En somme, j'ai beaucoup apprécié ces nouvelles à l'exception de la dernière. Ici l'homme est perfectible et les femmes, fortes et décidées; l'humour côtoie le fantastique et le pathétique dans un ensemble très agréable.
Savoureux
Critique de Saule (Bruxelles, Inscrit le 13 avril 2001, 59 ans) - 11 février 2007
Dans "La perspective Nevsky" Gogol démarre avec deux pages d'anthologie, un long racontage débridé de deux pages sur la fameuse avenue Nevsky et les gens qui la fréquentent. Puis brusquement Gogol braque son projecteur sur deux personnages comme pris au hasard et le récit dévie sur deux courtes et tragiques histoires d'amour qui n'ont pas de lien entre elles. L'effet produit est gigantesque, je ne l'oublierai pas de si tôt. La nouvelle "Le manteau" est du même acabit : l'histoire d'un humble fonctionnaire copiste, humilié par tout son bureau dont la vie est illuminée par le projet d'acquérir un nouveau manteau. On croirait du Dostoievski ! Le recueil comprend aussi les célèbres nouvelles "le Nez" et "le journal d'un fou" critiquées sur le site dans d'autres éditions. Signalons enfin que cette édition comprend deux versions de la nouvelle "Le portrait", ainsi qu'une préface, des notes et un matériel didactique sur Gogol et son oeuvre.

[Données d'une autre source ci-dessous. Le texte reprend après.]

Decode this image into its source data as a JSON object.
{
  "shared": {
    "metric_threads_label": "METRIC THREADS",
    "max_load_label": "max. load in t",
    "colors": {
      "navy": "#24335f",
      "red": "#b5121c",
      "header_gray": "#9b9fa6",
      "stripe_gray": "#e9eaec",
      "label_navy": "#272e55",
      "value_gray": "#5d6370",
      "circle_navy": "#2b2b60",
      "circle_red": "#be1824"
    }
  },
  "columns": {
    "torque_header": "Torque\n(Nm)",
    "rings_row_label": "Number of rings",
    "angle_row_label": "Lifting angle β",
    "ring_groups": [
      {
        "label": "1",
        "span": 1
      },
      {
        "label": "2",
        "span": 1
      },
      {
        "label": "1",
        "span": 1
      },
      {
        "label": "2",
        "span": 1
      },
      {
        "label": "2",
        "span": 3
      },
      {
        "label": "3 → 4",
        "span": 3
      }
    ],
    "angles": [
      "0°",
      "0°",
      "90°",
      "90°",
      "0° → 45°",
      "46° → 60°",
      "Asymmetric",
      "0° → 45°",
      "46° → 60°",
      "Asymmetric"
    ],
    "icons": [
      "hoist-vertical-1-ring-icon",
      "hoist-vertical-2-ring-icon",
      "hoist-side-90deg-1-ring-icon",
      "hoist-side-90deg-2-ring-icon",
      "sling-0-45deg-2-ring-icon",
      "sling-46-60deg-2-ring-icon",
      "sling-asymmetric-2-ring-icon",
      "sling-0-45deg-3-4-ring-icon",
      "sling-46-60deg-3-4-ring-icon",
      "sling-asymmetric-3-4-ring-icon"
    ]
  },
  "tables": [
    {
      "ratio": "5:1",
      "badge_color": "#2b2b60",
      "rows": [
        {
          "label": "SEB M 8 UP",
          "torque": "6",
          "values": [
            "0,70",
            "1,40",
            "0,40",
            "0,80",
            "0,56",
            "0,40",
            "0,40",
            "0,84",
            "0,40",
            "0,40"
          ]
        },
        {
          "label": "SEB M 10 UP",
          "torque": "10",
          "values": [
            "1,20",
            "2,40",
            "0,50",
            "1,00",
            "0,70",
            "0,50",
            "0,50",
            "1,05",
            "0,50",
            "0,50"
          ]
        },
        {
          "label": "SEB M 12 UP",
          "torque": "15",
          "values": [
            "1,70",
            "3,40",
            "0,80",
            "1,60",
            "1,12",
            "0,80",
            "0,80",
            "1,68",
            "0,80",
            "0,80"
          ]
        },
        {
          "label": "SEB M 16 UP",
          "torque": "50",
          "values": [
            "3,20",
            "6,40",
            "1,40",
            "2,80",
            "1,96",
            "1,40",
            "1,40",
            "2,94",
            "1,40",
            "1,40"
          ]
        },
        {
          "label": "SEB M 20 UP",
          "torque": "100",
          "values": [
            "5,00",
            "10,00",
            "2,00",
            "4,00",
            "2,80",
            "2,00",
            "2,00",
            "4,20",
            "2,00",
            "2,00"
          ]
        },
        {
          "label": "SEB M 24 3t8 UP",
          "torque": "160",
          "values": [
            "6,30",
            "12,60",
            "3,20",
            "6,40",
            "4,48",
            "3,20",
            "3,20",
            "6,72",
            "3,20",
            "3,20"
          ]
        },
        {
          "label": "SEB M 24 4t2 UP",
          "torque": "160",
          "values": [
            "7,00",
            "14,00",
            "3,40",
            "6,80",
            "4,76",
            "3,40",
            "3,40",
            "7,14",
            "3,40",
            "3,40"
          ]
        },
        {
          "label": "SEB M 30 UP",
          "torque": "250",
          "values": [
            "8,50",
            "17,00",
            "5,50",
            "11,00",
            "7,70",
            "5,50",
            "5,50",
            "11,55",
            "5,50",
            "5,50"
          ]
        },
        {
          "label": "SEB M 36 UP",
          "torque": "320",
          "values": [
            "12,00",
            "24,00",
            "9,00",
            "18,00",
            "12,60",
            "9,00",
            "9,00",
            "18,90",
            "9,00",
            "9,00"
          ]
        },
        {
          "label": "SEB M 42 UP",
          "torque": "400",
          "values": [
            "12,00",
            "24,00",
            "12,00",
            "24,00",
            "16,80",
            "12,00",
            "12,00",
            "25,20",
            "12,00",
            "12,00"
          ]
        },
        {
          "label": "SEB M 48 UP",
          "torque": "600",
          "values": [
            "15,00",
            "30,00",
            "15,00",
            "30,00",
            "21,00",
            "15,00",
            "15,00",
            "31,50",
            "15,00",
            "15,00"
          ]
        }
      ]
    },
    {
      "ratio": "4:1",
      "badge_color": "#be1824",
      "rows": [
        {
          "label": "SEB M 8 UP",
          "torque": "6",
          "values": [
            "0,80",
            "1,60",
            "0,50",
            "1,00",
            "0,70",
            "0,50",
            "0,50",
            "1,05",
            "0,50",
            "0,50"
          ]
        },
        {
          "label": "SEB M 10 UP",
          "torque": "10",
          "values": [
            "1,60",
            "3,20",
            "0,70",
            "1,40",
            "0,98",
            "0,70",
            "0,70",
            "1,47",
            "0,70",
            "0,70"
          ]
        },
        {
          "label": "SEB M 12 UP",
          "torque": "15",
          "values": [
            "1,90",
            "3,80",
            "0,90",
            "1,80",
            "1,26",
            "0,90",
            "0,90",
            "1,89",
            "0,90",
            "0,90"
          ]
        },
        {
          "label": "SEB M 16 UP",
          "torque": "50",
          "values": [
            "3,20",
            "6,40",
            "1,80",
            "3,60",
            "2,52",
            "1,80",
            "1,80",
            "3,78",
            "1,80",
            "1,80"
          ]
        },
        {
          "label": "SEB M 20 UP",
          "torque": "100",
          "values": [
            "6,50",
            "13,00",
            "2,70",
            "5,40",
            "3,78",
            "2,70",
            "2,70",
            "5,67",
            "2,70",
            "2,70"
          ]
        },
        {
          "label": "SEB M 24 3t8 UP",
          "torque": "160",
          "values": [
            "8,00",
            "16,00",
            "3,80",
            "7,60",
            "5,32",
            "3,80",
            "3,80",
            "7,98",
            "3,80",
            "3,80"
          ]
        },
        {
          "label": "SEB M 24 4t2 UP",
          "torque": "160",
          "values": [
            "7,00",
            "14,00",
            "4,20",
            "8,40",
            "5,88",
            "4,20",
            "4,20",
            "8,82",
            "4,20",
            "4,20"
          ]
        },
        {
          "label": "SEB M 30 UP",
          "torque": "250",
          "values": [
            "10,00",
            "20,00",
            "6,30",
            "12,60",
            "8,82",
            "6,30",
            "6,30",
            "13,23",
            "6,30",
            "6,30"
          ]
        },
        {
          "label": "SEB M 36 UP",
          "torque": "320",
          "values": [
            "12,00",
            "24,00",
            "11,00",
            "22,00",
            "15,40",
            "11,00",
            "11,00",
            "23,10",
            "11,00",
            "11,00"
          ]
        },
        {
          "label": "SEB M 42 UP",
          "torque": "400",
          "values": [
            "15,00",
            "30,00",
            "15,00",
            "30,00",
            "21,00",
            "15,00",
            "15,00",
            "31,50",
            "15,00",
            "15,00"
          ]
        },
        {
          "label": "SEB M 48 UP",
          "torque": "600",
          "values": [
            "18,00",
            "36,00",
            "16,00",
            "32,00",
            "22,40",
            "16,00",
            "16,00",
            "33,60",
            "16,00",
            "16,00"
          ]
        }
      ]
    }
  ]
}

Gogol c'est vraiment particulier mais pour celui qui aime ce genre c'est réellement incontournable. Je vous livre ici un extrait, dans lequel Gogol introduit un personnage secondaire et se livre à une petite digression absolument savoureuse d'une demi-page avant de l'abandonner et de passer à autre chose. C'est caractéristique de son style et de sa manière de procéder, personnellement j'aime beaucoup :
«Le propriétaire entra, accompagné du commissaire de quartier, dont, comme on sait, l'apparition est plus désagréable aux petites gens qu'aux riches la visage d'un quémandeur. Le propriétaire de la modeste maison où vivait Tchartkov était l'une de ces créatures dont sont habituellement faits les propriétaires de la Quinzième Ligne de l'île Vassilievski, de la rive droite ou du lointain Kolomna - créatures fort répandues en Russie et dont on a autant de mal à définir le caractère qu'à préciser la couleur d'une veste usée. Dans sa jeunesse il avait été capitaine et braillard, il avait aussi traîné dans l'administration, il s'y entendait à manier le fouet, savait mener sa barque, jouait à l'élégant, et était parfaitement idiot; devenu vieux, il avait confondu toutes ces caractéristiques bien tranchées en je ne sais quelle grisaille indéfinie. Il était déjà veuf, déjà à la retraite, il ne prétendait plus à l'élégance, ne se vantait plus, ne cherchait querelle à personne, n'aimait plus rien que boire son thé en racontant des niaiseries ; il arpentait sa chambre, mouchait sa chandelle ; à la fin de chaque mois il faisait avec application le tour de ses locataires pour toucher ses loyers; il sortait dans la rue, sa clé en main, pour regarder le toit de sa maison ; chassait régulièrement le concierge de l'écurie où il s'était caché pour dormir ; bref, c'était un retraité à qui il ne reste plus, après une vie tumultueuse et quelques mauvais passages, que la plus plate des routines».